Let me know if this does not make more sense. We might need to go over it again.
For the first year, put all His 401k contributions into the 500 Index fund and exchange stocks to bonds in Her Fido 403b, trying to keep your stock to bond ratio at about 80/20. At some point, direct some of the contributions to His 401k to bonds if needed.
Keep your international allocation up to target using more contributions to IRA/Roth IRA. If it is too much, put some in a Total Stock Market Fund (or bonds to reduce using the costly PIMCO fund in His 401k).
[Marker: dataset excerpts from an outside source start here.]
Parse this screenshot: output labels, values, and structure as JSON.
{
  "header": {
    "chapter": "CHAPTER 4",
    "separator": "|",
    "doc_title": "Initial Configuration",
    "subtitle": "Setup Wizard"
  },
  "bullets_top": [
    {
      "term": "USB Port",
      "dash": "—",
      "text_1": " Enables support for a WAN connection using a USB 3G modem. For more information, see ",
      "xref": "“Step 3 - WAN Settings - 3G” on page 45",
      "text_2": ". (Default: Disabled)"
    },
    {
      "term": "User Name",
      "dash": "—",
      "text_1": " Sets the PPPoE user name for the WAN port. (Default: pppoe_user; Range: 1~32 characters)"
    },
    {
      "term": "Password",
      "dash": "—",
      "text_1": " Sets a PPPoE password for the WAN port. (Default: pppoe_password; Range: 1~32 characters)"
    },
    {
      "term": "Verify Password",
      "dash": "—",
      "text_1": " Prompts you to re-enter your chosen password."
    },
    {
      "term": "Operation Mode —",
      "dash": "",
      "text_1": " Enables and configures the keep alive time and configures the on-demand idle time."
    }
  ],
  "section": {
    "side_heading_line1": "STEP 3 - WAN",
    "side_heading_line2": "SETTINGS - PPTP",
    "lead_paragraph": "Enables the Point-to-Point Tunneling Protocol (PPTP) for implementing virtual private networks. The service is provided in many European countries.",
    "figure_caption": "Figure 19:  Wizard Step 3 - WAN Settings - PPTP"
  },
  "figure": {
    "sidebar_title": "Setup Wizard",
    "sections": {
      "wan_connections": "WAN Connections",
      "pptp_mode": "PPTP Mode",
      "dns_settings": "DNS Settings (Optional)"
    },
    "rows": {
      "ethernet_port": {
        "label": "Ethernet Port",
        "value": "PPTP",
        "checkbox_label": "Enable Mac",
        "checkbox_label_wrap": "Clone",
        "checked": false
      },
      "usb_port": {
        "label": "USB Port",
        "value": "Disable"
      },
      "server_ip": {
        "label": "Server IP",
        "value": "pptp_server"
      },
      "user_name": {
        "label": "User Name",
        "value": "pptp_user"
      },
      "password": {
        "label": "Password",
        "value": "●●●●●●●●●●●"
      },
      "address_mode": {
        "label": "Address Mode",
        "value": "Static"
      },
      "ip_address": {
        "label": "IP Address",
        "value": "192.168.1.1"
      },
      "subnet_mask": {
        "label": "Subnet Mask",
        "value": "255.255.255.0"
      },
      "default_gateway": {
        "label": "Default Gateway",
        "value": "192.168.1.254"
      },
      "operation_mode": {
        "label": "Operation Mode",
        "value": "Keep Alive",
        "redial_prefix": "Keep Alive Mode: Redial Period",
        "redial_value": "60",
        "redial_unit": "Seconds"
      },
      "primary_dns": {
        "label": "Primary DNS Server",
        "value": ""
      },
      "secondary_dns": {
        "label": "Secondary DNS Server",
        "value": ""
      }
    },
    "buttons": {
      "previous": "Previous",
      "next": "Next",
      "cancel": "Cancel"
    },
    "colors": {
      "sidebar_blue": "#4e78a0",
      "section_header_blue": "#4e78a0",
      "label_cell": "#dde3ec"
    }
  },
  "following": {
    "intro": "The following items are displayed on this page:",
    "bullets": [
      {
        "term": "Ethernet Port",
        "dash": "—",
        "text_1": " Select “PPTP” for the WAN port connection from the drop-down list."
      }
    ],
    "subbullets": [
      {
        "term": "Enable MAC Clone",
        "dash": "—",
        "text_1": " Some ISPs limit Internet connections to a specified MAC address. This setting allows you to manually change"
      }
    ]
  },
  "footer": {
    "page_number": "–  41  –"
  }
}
bkm2996 wrote:[The cash in the taxable account is our emergency fund + down payment for house(not sure when) + retirement. As you suggested, I am going to keep the emergency funds as cash and move the other money in Vanguard Total International Index.
There was around $2k money that I moved to the BlackRock S&P 500 Index A (MDSRX). All new contributions this year are going to that fund.